Has your system equilibrated? I find that whenever I’ve tried applying force to a carbon sheet to mimic pressure, the carbon sheets’ separation fluctuates wildly – I attribute that to carbon being “too light”. A poorly compressible system will throw out big pressure waves en route to equilibration, especially if started from an improperly small or large initial volume, and a piston with too little density like carbon will fluctuate in response, often too much for a typical MD box to handle.
(Or maybe I’ve just been doing it wrong all this while?)

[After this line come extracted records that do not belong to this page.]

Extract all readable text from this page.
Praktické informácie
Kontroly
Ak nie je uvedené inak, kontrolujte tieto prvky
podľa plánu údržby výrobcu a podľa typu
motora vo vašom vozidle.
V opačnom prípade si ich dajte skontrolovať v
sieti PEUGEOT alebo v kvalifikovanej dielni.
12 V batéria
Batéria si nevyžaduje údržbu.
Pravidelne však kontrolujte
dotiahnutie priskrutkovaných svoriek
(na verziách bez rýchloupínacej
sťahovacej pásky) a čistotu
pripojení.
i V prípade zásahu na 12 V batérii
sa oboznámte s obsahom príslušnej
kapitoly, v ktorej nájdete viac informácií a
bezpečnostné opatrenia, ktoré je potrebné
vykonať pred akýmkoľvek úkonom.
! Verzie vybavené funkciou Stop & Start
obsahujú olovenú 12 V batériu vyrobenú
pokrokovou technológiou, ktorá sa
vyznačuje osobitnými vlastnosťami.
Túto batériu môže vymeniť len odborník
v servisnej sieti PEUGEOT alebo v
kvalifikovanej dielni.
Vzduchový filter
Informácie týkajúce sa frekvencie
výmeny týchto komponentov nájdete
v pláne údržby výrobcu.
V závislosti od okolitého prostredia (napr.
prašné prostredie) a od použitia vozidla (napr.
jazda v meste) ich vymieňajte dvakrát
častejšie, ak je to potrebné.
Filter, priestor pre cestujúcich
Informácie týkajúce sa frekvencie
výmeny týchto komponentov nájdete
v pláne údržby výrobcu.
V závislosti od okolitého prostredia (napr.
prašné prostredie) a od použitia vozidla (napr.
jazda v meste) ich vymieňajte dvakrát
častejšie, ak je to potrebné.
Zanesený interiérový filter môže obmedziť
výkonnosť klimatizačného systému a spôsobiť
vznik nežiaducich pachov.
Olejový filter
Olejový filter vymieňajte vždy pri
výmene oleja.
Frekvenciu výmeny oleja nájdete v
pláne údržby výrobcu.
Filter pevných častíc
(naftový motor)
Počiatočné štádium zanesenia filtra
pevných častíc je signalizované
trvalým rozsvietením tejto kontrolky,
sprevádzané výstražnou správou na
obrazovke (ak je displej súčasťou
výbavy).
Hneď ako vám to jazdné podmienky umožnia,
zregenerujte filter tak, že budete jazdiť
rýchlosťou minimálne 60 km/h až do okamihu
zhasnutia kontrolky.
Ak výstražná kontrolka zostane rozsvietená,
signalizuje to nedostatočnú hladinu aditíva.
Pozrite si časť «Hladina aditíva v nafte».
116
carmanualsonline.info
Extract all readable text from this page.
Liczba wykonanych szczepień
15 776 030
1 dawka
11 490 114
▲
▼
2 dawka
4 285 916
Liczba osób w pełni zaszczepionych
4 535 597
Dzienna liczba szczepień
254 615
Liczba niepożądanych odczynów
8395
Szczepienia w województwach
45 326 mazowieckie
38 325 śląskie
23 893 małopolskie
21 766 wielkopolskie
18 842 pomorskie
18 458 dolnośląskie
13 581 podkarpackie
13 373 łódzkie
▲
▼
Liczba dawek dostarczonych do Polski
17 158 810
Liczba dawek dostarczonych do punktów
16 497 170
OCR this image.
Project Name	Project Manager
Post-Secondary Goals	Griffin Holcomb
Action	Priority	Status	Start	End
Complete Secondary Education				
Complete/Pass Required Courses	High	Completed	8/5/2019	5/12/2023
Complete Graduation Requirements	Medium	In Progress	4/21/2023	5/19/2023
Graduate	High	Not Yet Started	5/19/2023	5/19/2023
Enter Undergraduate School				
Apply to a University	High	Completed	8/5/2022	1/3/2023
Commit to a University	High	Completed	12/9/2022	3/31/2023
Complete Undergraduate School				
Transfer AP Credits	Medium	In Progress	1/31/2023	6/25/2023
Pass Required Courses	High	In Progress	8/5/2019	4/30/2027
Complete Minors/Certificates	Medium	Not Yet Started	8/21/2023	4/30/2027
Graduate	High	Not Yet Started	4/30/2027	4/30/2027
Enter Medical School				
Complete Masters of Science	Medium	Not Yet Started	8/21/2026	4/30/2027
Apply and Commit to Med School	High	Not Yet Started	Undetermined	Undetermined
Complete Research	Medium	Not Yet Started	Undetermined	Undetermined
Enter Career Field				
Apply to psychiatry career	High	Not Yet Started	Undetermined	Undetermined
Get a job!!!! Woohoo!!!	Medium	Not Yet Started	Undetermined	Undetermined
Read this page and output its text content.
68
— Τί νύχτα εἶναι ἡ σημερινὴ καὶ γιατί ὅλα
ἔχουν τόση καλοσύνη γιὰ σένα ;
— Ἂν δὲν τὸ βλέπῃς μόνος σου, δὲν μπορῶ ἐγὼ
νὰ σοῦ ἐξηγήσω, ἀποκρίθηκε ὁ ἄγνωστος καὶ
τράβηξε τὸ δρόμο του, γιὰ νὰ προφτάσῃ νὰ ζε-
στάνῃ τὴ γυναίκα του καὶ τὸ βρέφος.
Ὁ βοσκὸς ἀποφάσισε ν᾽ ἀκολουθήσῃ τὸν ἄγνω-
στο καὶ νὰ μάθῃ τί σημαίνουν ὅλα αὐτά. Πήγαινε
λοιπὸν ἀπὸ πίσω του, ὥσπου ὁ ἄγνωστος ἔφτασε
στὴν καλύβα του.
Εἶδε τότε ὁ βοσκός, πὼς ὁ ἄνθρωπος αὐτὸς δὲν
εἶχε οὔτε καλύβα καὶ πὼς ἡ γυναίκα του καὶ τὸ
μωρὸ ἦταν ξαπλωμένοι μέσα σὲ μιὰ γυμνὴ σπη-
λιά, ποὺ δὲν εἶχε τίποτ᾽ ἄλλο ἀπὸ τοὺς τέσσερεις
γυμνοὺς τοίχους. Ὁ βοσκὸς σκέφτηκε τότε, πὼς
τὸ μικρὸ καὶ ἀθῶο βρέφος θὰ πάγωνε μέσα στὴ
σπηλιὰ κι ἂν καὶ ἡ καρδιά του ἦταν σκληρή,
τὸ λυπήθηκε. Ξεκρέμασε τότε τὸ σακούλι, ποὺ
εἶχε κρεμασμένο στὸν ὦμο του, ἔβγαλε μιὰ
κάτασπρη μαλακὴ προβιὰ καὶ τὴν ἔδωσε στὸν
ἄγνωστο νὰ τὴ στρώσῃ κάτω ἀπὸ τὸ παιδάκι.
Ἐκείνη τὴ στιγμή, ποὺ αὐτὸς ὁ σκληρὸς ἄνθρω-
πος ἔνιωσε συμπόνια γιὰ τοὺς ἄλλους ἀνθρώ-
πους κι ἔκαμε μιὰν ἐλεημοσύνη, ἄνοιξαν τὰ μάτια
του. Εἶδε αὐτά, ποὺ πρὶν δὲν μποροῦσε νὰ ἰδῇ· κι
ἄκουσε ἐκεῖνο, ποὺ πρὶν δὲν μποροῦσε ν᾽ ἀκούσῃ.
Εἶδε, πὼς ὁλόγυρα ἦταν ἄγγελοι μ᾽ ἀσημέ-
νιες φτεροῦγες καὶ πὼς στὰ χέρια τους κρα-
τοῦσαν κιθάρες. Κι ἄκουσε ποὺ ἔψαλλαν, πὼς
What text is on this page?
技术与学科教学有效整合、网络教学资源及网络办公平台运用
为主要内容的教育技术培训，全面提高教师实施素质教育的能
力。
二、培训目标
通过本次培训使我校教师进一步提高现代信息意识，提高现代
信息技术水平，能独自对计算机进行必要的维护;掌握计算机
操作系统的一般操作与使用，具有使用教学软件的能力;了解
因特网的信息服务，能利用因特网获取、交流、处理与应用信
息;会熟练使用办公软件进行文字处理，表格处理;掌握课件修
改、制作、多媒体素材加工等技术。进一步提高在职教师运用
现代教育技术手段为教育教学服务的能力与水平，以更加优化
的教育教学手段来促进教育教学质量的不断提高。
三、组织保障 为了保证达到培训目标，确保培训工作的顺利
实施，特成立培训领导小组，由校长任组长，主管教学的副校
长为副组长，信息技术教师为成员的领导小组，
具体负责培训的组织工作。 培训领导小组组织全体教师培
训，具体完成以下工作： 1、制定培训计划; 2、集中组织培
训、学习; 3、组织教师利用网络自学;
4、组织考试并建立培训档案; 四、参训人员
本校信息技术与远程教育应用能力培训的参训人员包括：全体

In your position I would start simple: run a “constant volume” simulation by completely not integrating the wall particles; track the density profile of the water across the system using some fix ave/chunk
; if the water density right in the middle of the polymer-free zone is correct (1 g/cc) and the water density permeating into the polymer is stable over time, then you at least have a baseline for attempting barostatted simulations. You can even estimate the pressure on the walls using compute group/group
between (for example) the left wall and all non-wall atoms; the average total wall force will be the effective pressure, times cross-sectional area.
Alternatively, use fix langevin
with a very high friction coefficient to damp the graphene walls’ vibrations, instead of whatever thermostat you currently use. How high? High enough to get the “correct answer”. What’s the correct answer? I wouldn’t know, but the constant volume simulations would give you at least some clue.